EL carril bici es esa clase de idea maravillosa que suele tener resultados catastróficos, igual que el amor incondicional a la patria, las barbacoas en el campo o los matrimonios en Las Vegas. Para empezar, los primeros perjudicados por el carril bici son los peatones. Si a usted le gustaba pasear por su ciudad, contemplar el escaparate de una tienda de ultramarinos, mirar los reflejos de una puesta de sol en la cúpula de un edificio, o simplemente hacer un poco de ejercicio saludable sin necesidad de recluirse en un penal de trabajos forzados (esos tétricos lugares que reciben el nombre eufemístico de gimnasios), ya puede comprarse un uniforme de desactivador de explosivos. El simple hecho de pasear por una ciudad con carril bici se ha convertido en un deporte de alto riesgo. El peatón ya no está sólo expuesto a los delirios esquizoides de muchos automovilistas, sino que ahora corre el riesgo de ser atropellado por una estampida de elefantes montados en bicicleta (el surrealismo, no hay que olvidarlo, fue un invento casi español: Dalí y Buñuel tuvieron la culpa).
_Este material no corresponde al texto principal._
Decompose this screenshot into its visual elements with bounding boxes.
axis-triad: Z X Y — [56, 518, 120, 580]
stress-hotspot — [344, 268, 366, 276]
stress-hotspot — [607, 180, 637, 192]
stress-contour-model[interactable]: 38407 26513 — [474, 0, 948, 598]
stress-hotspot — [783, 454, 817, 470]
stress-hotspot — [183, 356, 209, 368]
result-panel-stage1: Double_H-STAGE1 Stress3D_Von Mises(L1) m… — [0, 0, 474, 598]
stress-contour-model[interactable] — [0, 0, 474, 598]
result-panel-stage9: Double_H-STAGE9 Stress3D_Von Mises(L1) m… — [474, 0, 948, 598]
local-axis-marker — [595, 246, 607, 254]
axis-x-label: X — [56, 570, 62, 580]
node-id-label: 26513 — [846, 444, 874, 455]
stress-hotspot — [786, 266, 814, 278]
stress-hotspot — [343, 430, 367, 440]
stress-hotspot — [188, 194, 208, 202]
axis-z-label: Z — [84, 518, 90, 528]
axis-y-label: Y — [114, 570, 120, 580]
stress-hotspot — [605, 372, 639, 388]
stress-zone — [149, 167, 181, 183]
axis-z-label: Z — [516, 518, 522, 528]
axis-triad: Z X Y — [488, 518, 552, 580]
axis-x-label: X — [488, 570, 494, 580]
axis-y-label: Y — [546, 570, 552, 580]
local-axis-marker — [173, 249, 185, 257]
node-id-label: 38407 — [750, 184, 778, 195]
Es cierto que hay ciclistas respetuosos que no se ensañan persiguiendo a los peatones, pero mi modesta experiencia de peatón me demuestra que son una minoría. En general, cualquier ser humano que se sienta en condiciones de ejercer su poder sobre otro, acabará haciendo un uso despótico de esa superioridad o de ese poder. Y eso es lo que ocurre con los ciclistas y los peatones. Ya sé que los ciclistas están a merced de los caprichos de coches, motos y camiones, pero el peatón no tiene la culpa de ser el último eslabón de la cadena (y eso que aún hay otros eslabones más débiles: los vendedores de lotería, los mendigos, los niños en cochecito, los inválidos).

Se mire como se mire, el carril bici ha echado a perder uno de los mayores placeres de la ciudad: el largo paseo a pie sin objeto ni utilidad, el paseo que te puede llevar hasta la única tienda de reparación de máquinas de escribir que queda, o hasta la última librería de viejo que vende tebeos de segunda mano. Y no hay que olvidar que el paseo a pie es el mejor ejercicio intelectual que existe. Mientras uno camina sin sobresaltos, la mente entra en un placentero estado de somnolencia que permite alcanzar los mayores niveles de actividad intelectual. Y si alguien se pregunta por qué es tan escasa la actividad intelectual de los políticos, bastaría recordarle que casi todos llevan un mínimo de tres o cuatro años -o incluso treinta- sin poner un pie en la calle.

Creo que las ciudades mejoran con el carril bici, pero también creo que los ciclistas deberían cumplir con una rigurosa normativa de circulación. Y mientras esto no sea así, yo me opondré al carril bici. Así de simple.